Below are just a few of the theories that have capitvated us:
You can't really talk about the Apocalypse without giving a shout out to the Bible. In many ways the ancient document got the ball rolling with much of the traditional imagery like the Four Horseman and the Seven Seals. According to a strict and literal interpretation of the New Testament's Book of Revelation, the second coming of Jesus Christ would commence with the "four horsemen" raining down plagues unto the world before its final destruction. The righteous are redeemed — the less righteous, not so much — and Earth is replaced with a glorious afterlife.
The Mayan people's "long count" calendar has fascinated people for centuries after the civilization's demise. The aptly named calendar began in the year 3114 BC and ended — abruptly and without explanation — on Dec. 21, 2012 AD. The sudden ending of the roughly 5,000-year-old count led some to conclude that the Mayans had seen the future and that it would end in an apocalyptic maelstrom. It inspired lectures and the film 2012.
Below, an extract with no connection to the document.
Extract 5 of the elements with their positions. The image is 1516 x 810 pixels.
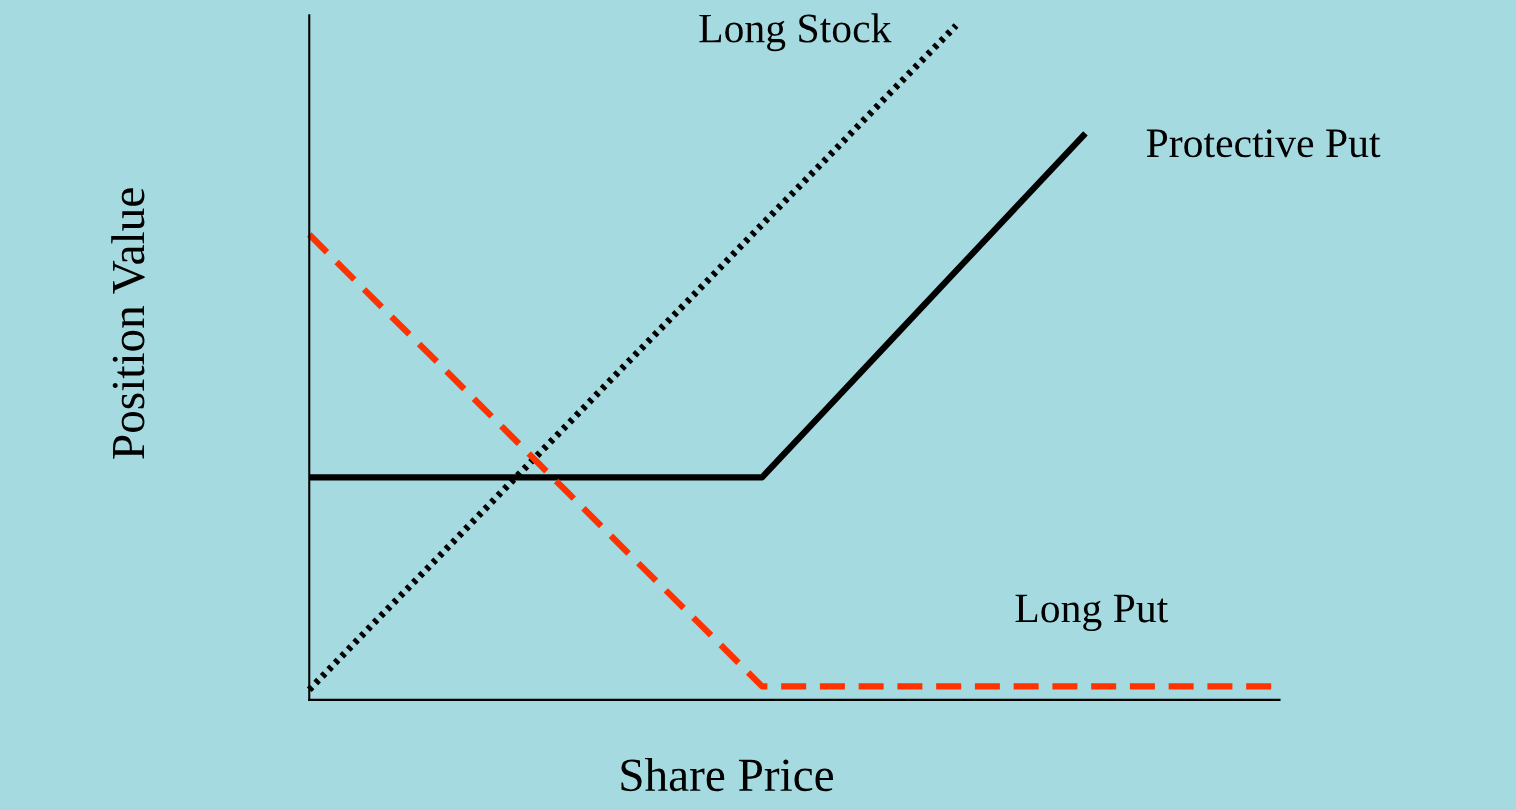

Another bold-faced name in the pantheon of doomsayers, Nostradamus has been credited with predicting the rise of Hitler and (falsely) the 9/11 terrorist attacks. The 16th century French seer is famous for his vague yet strangely predictive prophesies which take the form of hundreds of cryptic "quatrains." Nostradamus' so-called Hitler quatrain reads as follows:
Beasts ferocious with hunger will swim across the rivers,
Hister? Hitler? Maybe.
In any case, there is some good news for for those who like being on Earth. While Nostradamus did predict the end of the world, it's not supposed to happen until 3797 seemingly from asteroid strike — though of course that, too, is disputed.
Predicting the end of the world is not just a hobby of zealots and seers; Y2K showed that even tech nerds have something to say about the siren song of oblivion. The year was 1999. The new millennium was just around the bend, and, just like when the last millennium rolled around, humankind was caught up in talk of the End. But this time the concern was less "divine rapture" and more "technological implosion" that would result in global chaos as computer systems failed to adjust to the new year.
The crisis would cause planes to fall from the sky and stock markets to collapse. But none of it happened, and while many subsequently called the matter "much ado about nothing," a later analysis by RetroReport showed that, in fact, heroic programmers had made a significant difference in averting catastrophe.